Sólo quien avanza por sus sueños, sus deseos y su ambición, sabe que la razón de existir está en el movimiento y no en la quietud, porque quien conoce lo eterno, sabe que tiene la dicha de conocer y vivir cada rincón de la experiencia, sin importar el éxito o el fracaso. E ir por más, aunque no lo haya, porque tu corazón no cuenta los latidos ni la vida los pasos de tu riqueza, sólo caminas, avanzas de cualquier forma para saber que todos estamos hechos de una misma misión, de una misma ambición, de una misma razón.

(Caballos y Caballeros de la Corte Menor del Mazo de Tarot Soprafino de Ferdinando Gumppemberg, en versión de Il Meneghello, reproducido por Osvaldo Menegazzi, fabricado a mano en Milan, Italia, ejemplar número 122 de 500, de mi colección privada)

Fe

fe
Siempre hay algo más grande que lo posible. Y el creerlo impulsa al alma a vivir en ese sueño, en ese capricho, en esa ambición. A veces te impone desafíos porque de tanto creerlo, se vuelve real, y es allí donde comienzan las renuncias a lo cómodo, lo conocido, lo seguro.
La Fe es una tecnología que los humanos tienen y que te diferencia del resto de la naturaleza: puedes decidir qué creer y qué desear. Entonces la Fe se vuelve esa energía y esa creencia que conoce cada rincón de ti: cada célula y cada espacio. Es esa fuerza que va en tu conciencia y que alimenta el sentido de tu vida y tu misión en esta Tierra. No es algo que se organiza previamente -la Fe no se planifica, simplemente se vive con devoción-, es algo que se construye día a día, desde lo que crees, desde lo que sueñas, desde lo que aspiras.
De la misma manera, con la misma energía, también se construyen las desgracias, porque la Fe es una herramienta de decreto que trabaja en el mundo de los deseos. Y como pregonas maleficios, desgracias y derrumbes, la Fe se vuelve eso, lo que decretas, lo que presagias.
Todo mago enseña a su discípulo a construir un posible dentro de lo imposible, para traer a lo visible lo invisible que sólo es posible con Fe. Y el caminar sobre un camino ya soñado, ya gozado, celebrado y ya estudiado con atención en los detalles de la imaginación o la ambición, hace que parezca conocido. Eso sí, la Fe te exige que renuncies a lo que viene en la tradición de tus enseñanzas y tus creencias, porque lo que te enseñaron era sólo lo conocido en ese entonces. En el pasado nadie imaginó que llegarías tan lejos, nadie calculó que podrías pisar la dicha, nadie previno que derrumbarías obstáculos y que serías el elegido por ti mismo para estar en la cima de lo que llamamos milagro o paraíso. La Fe es todo eso que atraes porque lo crees con devoción. De la misma manera que hablas con soltura de tus sueños, también puedes construir las desgracias y las barreras que nunca te llevarán a la otra orilla, esa que niegas como posible, esa que se derrota antes de comenzar.
La Fe mueve la montaña de su creer.

(De mi colección privada, el Arcano V del Tarot Hermético, de la Secreta Fraternidad de la Orden Mágica del 1888, basado en Godfrey Dowson, diseñado en el año 1975 y 1977)
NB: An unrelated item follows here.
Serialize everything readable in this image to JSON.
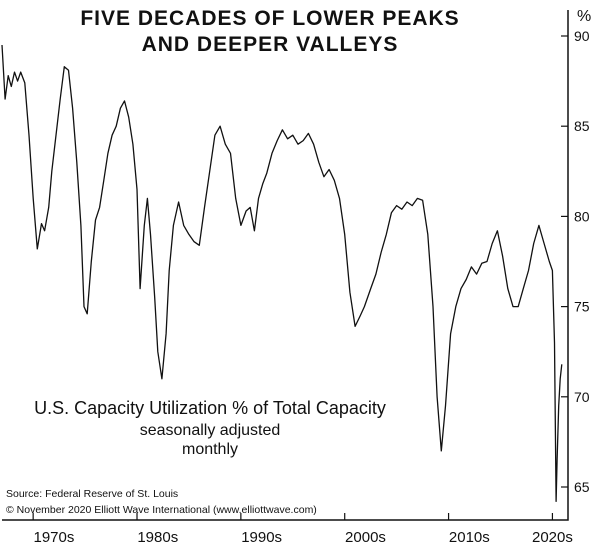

Lo pendiente espera ser aprendido

espera
En ocasiones crees estar estancado, o amarrado, o a la espera de que algo ocurra. Las cosas no ocurren, sino que maduran y es parte de la evolución que te obliga a esperar. El arte de esperar, es aprender de cómo los sucesos, ideas, sentimientos y sueños van tomando forma a medida que el sagrado tiempo te regala su paciencia. Y el arte de esperar es el arte de ir coleccionando conocimientos que la misma espera te ofrece: entender dónde comienza todo y creer que la maduración dará el fruto que esperas o que llevará a nuevos inicios.
Colgarse a la esperanza no tiene sentido si no aprendes del proceso. Y entender que cada objeto, situación o vivencia viene y va, permite en la calma de la espera, en lo estancado, o en lo atrapado, confiar que estás sostenido por todo y que ese todo siempre te lleva a nuevas posibilidades.
Despertar después de la pausa hace que la cadena se vuelva lo aprendido. Y conocer lo que te estancó te hará más fuerte al tomar su fuerza. Nadie que te ha convertido en su rehén sobrevive a tu paciencia. Y tu calma profunda, en silenciosa humildad de saber que cada fracción de tiempo es una letra de una sabiduría, hará de cada espera un diamante que ahora se dispone a ser ofrecido por tu corazón y tu ejemplo.
El premio de la espera no es tu esperanza, sino su evolución. Y el valor no es aguantar el final, sino la contemplación del proceso y el deslumbre de su final. Porque no siempre sucederá lo que quieres, sino lo que dicte la evolución de los hechos. Y en esto hay que aceptar que nunca comprenderás el por qué profundo o la verdadera intención de cada espera: esa respuesta que no llega cuando quieres, o aquella enfermedad que demora en encontrar su evolución, o una situación que no encuentra acuerdos, o una noche larga que demora al día. Y de pronto, comprendes que lo valioso no estaba en la ansiada respuesta, sino en el valor de haber aprendido que la espera te hizo sabio; y que el silencio y la maduración son en verdad la lección que hace la grandeza. Ningún árbol nació ayer.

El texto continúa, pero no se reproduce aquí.